Last week, the Faculty of Education and Social Work hosted visiting academic Dr Cynthia Greenleaf, a key researcher on  the Developing in Digital Worlds project team and the Co-Director of the Strategic Literacy Initiative at WestEd, USA. As well as giving workshops to teachers in Developing in Digital Worlds partner schools, Dr Greenleaf addressed the University community with a lecture titled “We Make the Road by Walking.” What would it take, she asked, to make evidence-based argumentation from multiple sources the very definition of reading comprehension in middle and high school literature, history/social studies, and science classrooms? How can we create this road for others by walking ourselves, first?

Dr Greenleaf is one of the directors of a multi-year, multi-institution, multi-site research project which set out with the aim to make evidence-based argumentation the definition of reading comprehension in schools — Project READI. But reaching such new and ambitious standards in teaching and learning has meant a certain amount of “bushwhacking” to open new pathways forward, she said. By partnering with middle and high school teachers in local inquiry networks, her team co-developed curricula, tools and processes; built on promising practices; developed new routines and learning progressions; supported classroom try-outs and ongoing reflection on student work; studied teacher learning processes; and carried out collaborative design-based research during formal implementation of units.

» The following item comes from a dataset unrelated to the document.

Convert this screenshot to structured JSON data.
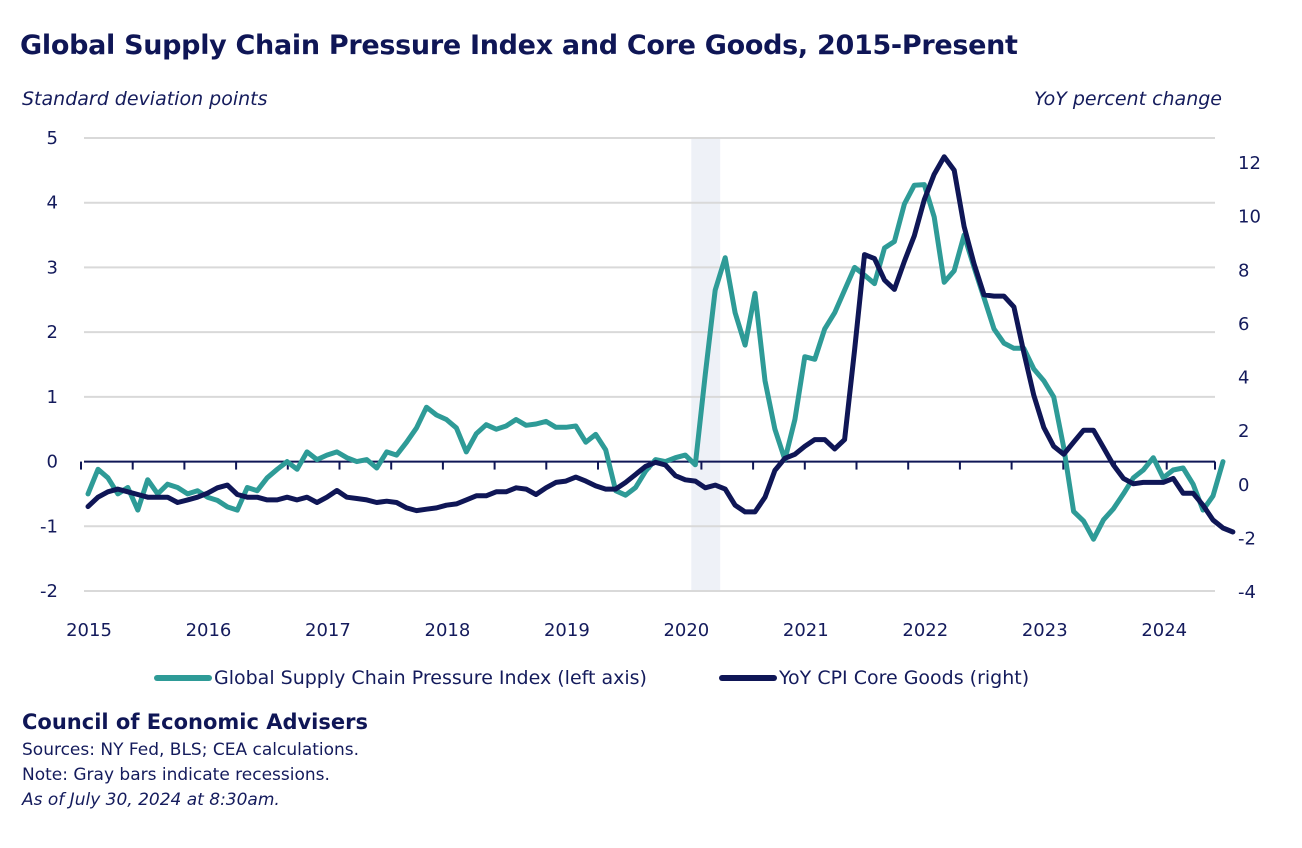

In her lecture, Dr Greenleaf traced the development of the Project READI innovation from collaborative design-based research through to large-scale randomized trial. She spoke about how her team worked within the constraints of the efficacy trial to maintain fidelity to principles of teacher generativity and adaptive expertise, illustrating how lessons learned from the collaborative design and DBR phases informed the intervention design. She also described the tool development that supported teacher learning and adaptive implementation at broad scale, and the positive impacts on teaching practices and student reading comprehension.

You can listen to the lecture recording below, and download the slides in pdf form here.

 

About Dr Cynthia Greenleaf

Dr Cynthia Greenleaf is Co-Director of the Strategic Literacy Initiative at WestEd, a research, development and service agency in the USA. In this role, she has spent nearly three decades conducting research in adolescent literacy and translating it into powerful teacher professional development and instructional frameworks. She directs an integrated set of research and development initiatives in collaboration with secondary teachers to promote higher level literacy and academic identities for diverse youth. She designs inquiry-based professional development programs and carries out fine-grained studies of both student and teacher learning, integrating the development of both socioemotional dispositions and academic skills. Dr. Greenleaf’s research has been integral to the development of the Reading Apprenticeship framework, the central organizing principle of the Strategic Literacy Initiative.

Most recently, as one of the directors of Project READI, she led the Strategic Literacy Initiative’s participation in a five-year federal research project to improve reading comprehension across the United States. Concurrently, she has co-directed multiple large-scale dissemination grants funded by the Department of Education Office of Innovation and Improvement to bring the instructional framework, Reading Apprenticeship, to over 2,000,000 middle high school students in U.S. public schools.

Dr. Greenleaf has published major research papers, won highly competitive grants, authored peer-reviewed journal articles and book chapters, and co-authored the bestselling Reading for Understanding. Her dissertation “Computers in Context” was awarded Best Dissertation by the American Educational Research Association, and she has been recognized for her use of multimedia in teacher education with an award from the Association for the Advancement of Computing in Education.